Investigator McCoullough had not, but he hastened to do so.
“They’re not all the same, are they?”
“The witness fidgeted uncomfortably. “They are,” he insisted. “But the final few numbers are missing on the spreadsheet.”
“Yes. And isn’t it true that every single one is missing the final few numbers?”
“Do you know where Garberville, Redway, Fortuna and Laytonville are?”
“Is it your contention that Matt Graves went to these post offices and purchased these money orders on August 6th of ’07?”
“How many miles is it from Laytonville to Fortuna?”
The investigator wasn’t sure.
These money orders add up to $8,000 in all, don’t they?”
“Yes, that’s correct.”
“And the $8,000 was sent to Seltzer Home Loans.”
It was Matt Graves’ monthly mortgage payment. The Prosecution’s contention was that Graves made the run north to get the money orders to make his mortgage payment.
Faulder said, “Couldn’t somebody just get a cashier’s check for the amount of $8,000 and send it or take it to Seltzer Home Loans — there’s no check up or reporting on cashier’s checks, correct?”
“Or if he just took $8,000 in cash to Seltzer Home Loans, you’d never even know about it, correct?”
“If it were told to you that sometimes Matt Graves gets paid in cash or with money orders for his construction business, would that be unlawful?”
“Did you investigate that?”
If somebody wanted to do some money laundering for this much cash, why would a person buy a money order with all this information on it — why not just pay cash? It seems counter-intuitive, doesn’t it?”
“I’ll agree, it does at times,” Investigator McCoullough said.
“Well,” Ms. Houston harrumphed. “Isn’t it possible that people don’t wish to be seen with that much cash — and carrying $8,000 in cash can be quite dangerous?”
“It would, indeed,” the inspector agreed gravely.

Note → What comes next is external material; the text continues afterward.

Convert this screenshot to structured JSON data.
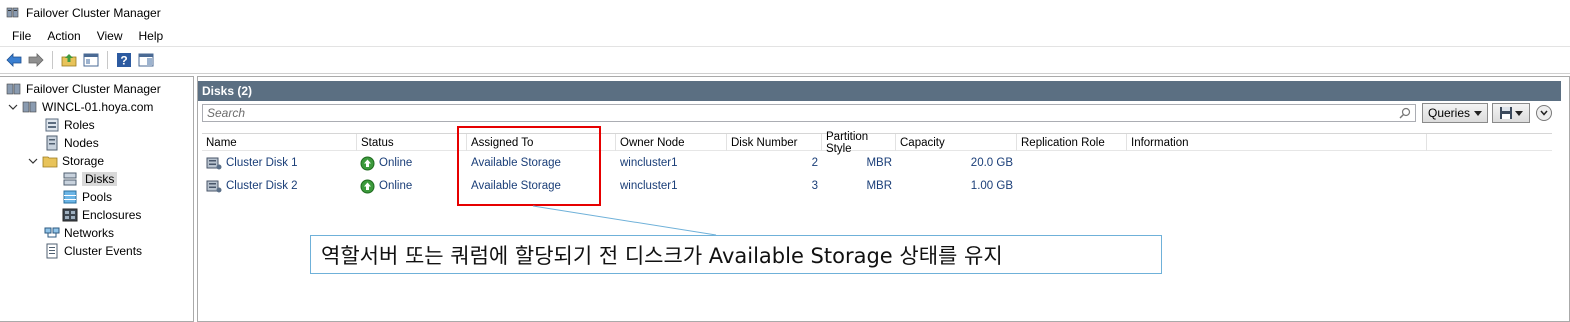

Faulder said, “But wouldn’t it be just as dangerous, perhaps more so, to take the $8,000 in cash to all these post offices, from Laytonville to Fortuna?”
Inspector McCoullough conceded that rural post office hopping might present an opportunities for theft.
“Of the four sites you personally eradicated, you labeled them in your GPS, correct?”
“Yes, that’s right. I punched the grid coordinates into my GPS.”
The Graves trial continues this week.